Shout!



Friday 23 September 2011

Why A Mission Trip - Part 1

Travel is a major part of the Singapore way of life. Most of us go on trips. We take trips for a variety of reasons. We go on school's CCA and educational trips and exchange programmes overseas, vacations or holidays, trips to obtain medical services or to meet family obligations. One unique kind of trip that most of us have not have taken as a teenager is a mission trip.
What is a mission trip? A mission trip can be defined as "a trip with specific plans to benefit specific people or groups outside your culture. To better understand what a mission trip is, let's take a closer look at each phrase in the definition."

A Trip:
A trip involves travelling to a place away from your home, and in this case, it means staying away for a designated time and then retuning home. Taking a trip removes you from your regular, everyday activities and temporarily forces your attention on other matters. The fact that a mission trip takes place elsewhere is significant, because the distractions and comforts that we normally live with are temporarily replaced with new experiences. Confronting new surroundings and situations can be quite a challenge, both physically and mentally.

With Specific Plans:
A mission trip is not merely a visit to another culture. Rather, a mission trip has a mission, a definite goal. Some mission trips have more detailed plans, such as a village trip to teach classes on drip-irrigation. For this trip, class materials, times, and locations would all be worked out ahead of time. Some mission trips, although they have specific plans, do not have as detailed outlines. A trip to help construct a church or school building in a remote place may not have a definite schedule. Plans for this trip would daily depend on weather, access to tools, and availability of supplies. Whether detailed or general, every mission trip has a specific plan.

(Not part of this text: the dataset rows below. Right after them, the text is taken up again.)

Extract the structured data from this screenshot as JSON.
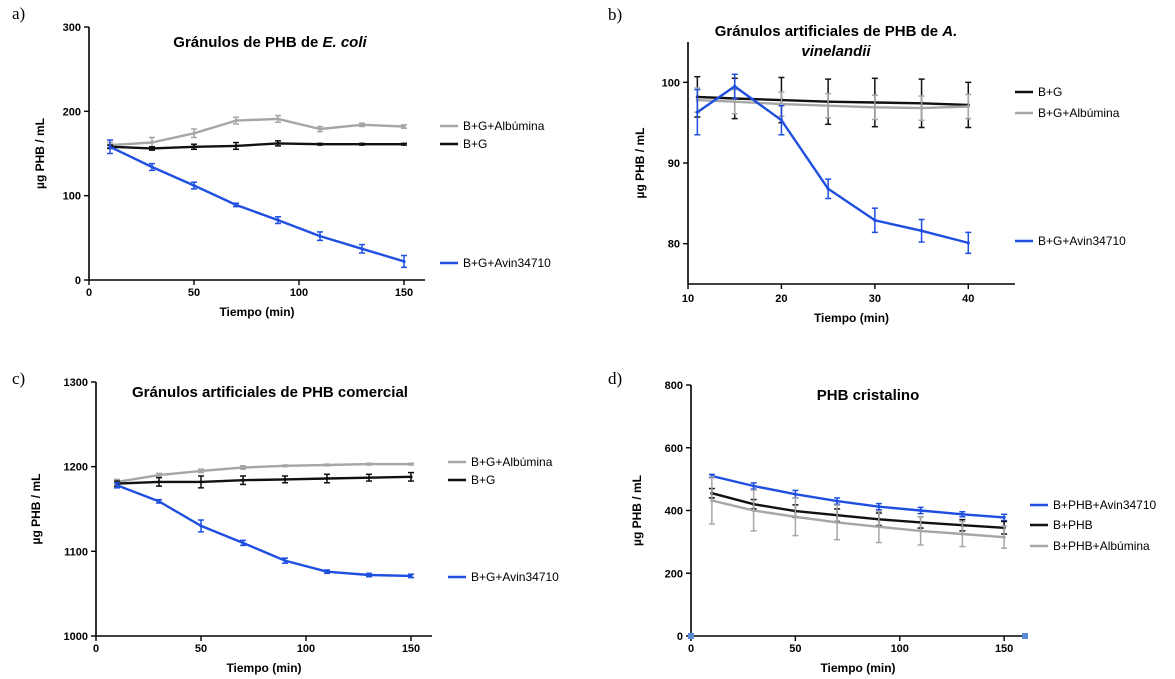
{
  "colors": {
    "black": "#111111",
    "gray": "#a6a6a6",
    "blue": "#1f4fe0"
  },
  "chart_data": [
    {
      "panel": "a)",
      "type": "line",
      "title": "Gránulos de PHB de E. coli",
      "title_parts": [
        "Gránulos de PHB de ",
        "E. coli"
      ],
      "xlabel": "Tiempo (min)",
      "ylabel": "µg PHB / mL",
      "xlim": [
        0,
        160
      ],
      "ylim": [
        0,
        300
      ],
      "xticks": [
        0,
        50,
        100,
        150
      ],
      "yticks": [
        0,
        100,
        200,
        300
      ],
      "grid": false,
      "legend_position": "right",
      "series": [
        {
          "name": "B+G+Albúmina",
          "color": "#a6a6a6",
          "x": [
            10,
            30,
            50,
            70,
            90,
            110,
            130,
            150
          ],
          "y": [
            160,
            163,
            174,
            189,
            191,
            179,
            184,
            182
          ],
          "err": [
            3,
            6,
            5,
            4,
            4,
            3,
            2,
            2
          ]
        },
        {
          "name": "B+G",
          "color": "#111111",
          "x": [
            10,
            30,
            50,
            70,
            90,
            110,
            130,
            150
          ],
          "y": [
            158,
            156,
            158,
            159,
            162,
            161,
            161,
            161
          ],
          "err": [
            2,
            2,
            3,
            4,
            3,
            1,
            1,
            1
          ]
        },
        {
          "name": "B+G+Avin34710",
          "color": "#1f4fe0",
          "x": [
            10,
            30,
            50,
            70,
            90,
            110,
            130,
            150
          ],
          "y": [
            158,
            134,
            112,
            89,
            71,
            52,
            37,
            22
          ],
          "err": [
            8,
            4,
            4,
            2,
            4,
            5,
            5,
            7
          ]
        }
      ]
    },
    {
      "panel": "b)",
      "type": "line",
      "title": "Gránulos artificiales de PHB de A. vinelandii",
      "title_parts": [
        "Gránulos artificiales de PHB de ",
        "A.",
        "vinelandii"
      ],
      "xlabel": "Tiempo (min)",
      "ylabel": "µg PHB / mL",
      "xlim": [
        10,
        45
      ],
      "ylim": [
        75,
        105
      ],
      "xticks": [
        10,
        20,
        30,
        40
      ],
      "yticks": [
        80,
        90,
        100
      ],
      "grid": false,
      "legend_position": "right",
      "series": [
        {
          "name": "B+G",
          "color": "#111111",
          "x": [
            11,
            15,
            20,
            25,
            30,
            35,
            40
          ],
          "y": [
            98.2,
            98.0,
            97.8,
            97.6,
            97.5,
            97.4,
            97.2
          ],
          "err": [
            2.5,
            2.5,
            2.8,
            2.8,
            3.0,
            3.0,
            2.8
          ]
        },
        {
          "name": "B+G+Albúmina",
          "color": "#a6a6a6",
          "x": [
            11,
            15,
            20,
            25,
            30,
            35,
            40
          ],
          "y": [
            97.8,
            97.6,
            97.3,
            97.1,
            96.9,
            96.8,
            97.0
          ],
          "err": [
            1.5,
            1.5,
            1.5,
            1.5,
            1.5,
            1.5,
            1.5
          ]
        },
        {
          "name": "B+G+Avin34710",
          "color": "#1f4fe0",
          "x": [
            11,
            15,
            20,
            25,
            30,
            35,
            40
          ],
          "y": [
            96.3,
            99.5,
            95.3,
            86.8,
            82.9,
            81.6,
            80.1
          ],
          "err": [
            2.8,
            1.5,
            1.8,
            1.2,
            1.5,
            1.4,
            1.3
          ]
        }
      ]
    },
    {
      "panel": "c)",
      "type": "line",
      "title": "Gránulos artificiales de PHB comercial",
      "title_parts": [
        "Gránulos artificiales de PHB comercial"
      ],
      "xlabel": "Tiempo (min)",
      "ylabel": "µg PHB / mL",
      "xlim": [
        0,
        160
      ],
      "ylim": [
        1000,
        1300
      ],
      "xticks": [
        0,
        50,
        100,
        150
      ],
      "yticks": [
        1000,
        1100,
        1200,
        1300
      ],
      "grid": false,
      "legend_position": "right",
      "series": [
        {
          "name": "B+G+Albúmina",
          "color": "#a6a6a6",
          "x": [
            10,
            30,
            50,
            70,
            90,
            110,
            130,
            150
          ],
          "y": [
            1182,
            1190,
            1195,
            1199,
            1201,
            1202,
            1203,
            1203
          ],
          "err": [
            3,
            2,
            2,
            2,
            1,
            1,
            1,
            1
          ]
        },
        {
          "name": "B+G",
          "color": "#111111",
          "x": [
            10,
            30,
            50,
            70,
            90,
            110,
            130,
            150
          ],
          "y": [
            1180,
            1182,
            1182,
            1184,
            1185,
            1186,
            1187,
            1188
          ],
          "err": [
            3,
            5,
            7,
            5,
            4,
            5,
            4,
            5
          ]
        },
        {
          "name": "B+G+Avin34710",
          "color": "#1f4fe0",
          "x": [
            10,
            30,
            50,
            70,
            90,
            110,
            130,
            150
          ],
          "y": [
            1178,
            1159,
            1130,
            1110,
            1089,
            1076,
            1072,
            1071
          ],
          "err": [
            3,
            2,
            7,
            3,
            3,
            2,
            2,
            2
          ]
        }
      ]
    },
    {
      "panel": "d)",
      "type": "line",
      "title": "PHB cristalino",
      "title_parts": [
        "PHB cristalino"
      ],
      "xlabel": "Tiempo (min)",
      "ylabel": "µg PHB / mL",
      "xlim": [
        0,
        160
      ],
      "ylim": [
        0,
        800
      ],
      "xticks": [
        0,
        50,
        100,
        150
      ],
      "yticks": [
        0,
        200,
        400,
        600,
        800
      ],
      "grid": false,
      "legend_position": "right",
      "series": [
        {
          "name": "B+PHB+Avin34710",
          "color": "#1f4fe0",
          "x": [
            10,
            30,
            50,
            70,
            90,
            110,
            130,
            150
          ],
          "y": [
            510,
            478,
            452,
            430,
            412,
            400,
            388,
            378
          ],
          "err": [
            5,
            10,
            12,
            10,
            10,
            10,
            8,
            10
          ]
        },
        {
          "name": "B+PHB",
          "color": "#111111",
          "x": [
            10,
            30,
            50,
            70,
            90,
            110,
            130,
            150
          ],
          "y": [
            455,
            420,
            398,
            385,
            372,
            362,
            353,
            345
          ],
          "err": [
            15,
            15,
            20,
            20,
            20,
            18,
            18,
            20
          ]
        },
        {
          "name": "B+PHB+Albúmina",
          "color": "#a6a6a6",
          "x": [
            10,
            30,
            50,
            70,
            90,
            110,
            130,
            150
          ],
          "y": [
            432,
            400,
            380,
            362,
            348,
            335,
            325,
            315
          ],
          "err": [
            75,
            65,
            60,
            55,
            50,
            45,
            40,
            35
          ]
        }
      ]
    }
  ]
}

To Benefit Specific People Or Groups:
Although a mission trip is rewarding to the participant, the mission itself is to benefit others. All human beings have needs, but those needs are not met equally across the globe. To go on a mission trip is to extend part of your abundance to meet someone else's need. The needs that mission trips seek to meet are many. Some trips focus on medical needs, some on educational needs, some on spiritual needs. There are mission trips to train people on ways to make a living and trips to help clean up after a disaster. Other trips focus specifically on spiritual conversion or growth. In areas that have full-time missionaries, there are even trips to help relieve these workers for a time.

Outside Your Culture:
A mission trip is directed toward those of another culture. Working among another culture usually indicates travelling to another country, and most mission trips take place overseas. But mission work takes place close to home as well. Humanitarian or church work within Singapore is usually referred to as service projects or outreach work and is different from a mission trip in that no actual trip is usually involved. However, even though a mission trip focuses on another culture, it can take place within your geographical area.

Regardless of the distance travelled, a mission trip involves a trip with specific plans to benefit specific people or groups outside your culture.

It is Life Changing
As Christians we have been commissioned to preach the gospel to the far ends of the earth. Jesus has asked us to follow him on that mission. That is why participating on a mission trip will be a life changing experience. The most significant change is a new understanding of the compassion that God feels toward the people of this earth.

Mission trips separate us from the cares of everyday life and show us the needs of people who are in hopeless situations. The shock of the third world culture and its poverty will give any individual a deep appreciation of all the material things they possess. It is almost so overwhelming that most people wish they had less and could give more. After visiting the impoverished people of another country, material possession loses its significance. This life changing sensitivity usually fades over time, that's why it's always in the heart of a missions traveler to make repeated trips to keep life in perspective.

Showing compassion to others builds a level of self worth and purpose to the individual. This life changing experience grows in the character of the teenager and will forever change his/her perspective on life. Fully understanding this mission trip experience should stir everyone to want to be involved when unexpected things happen.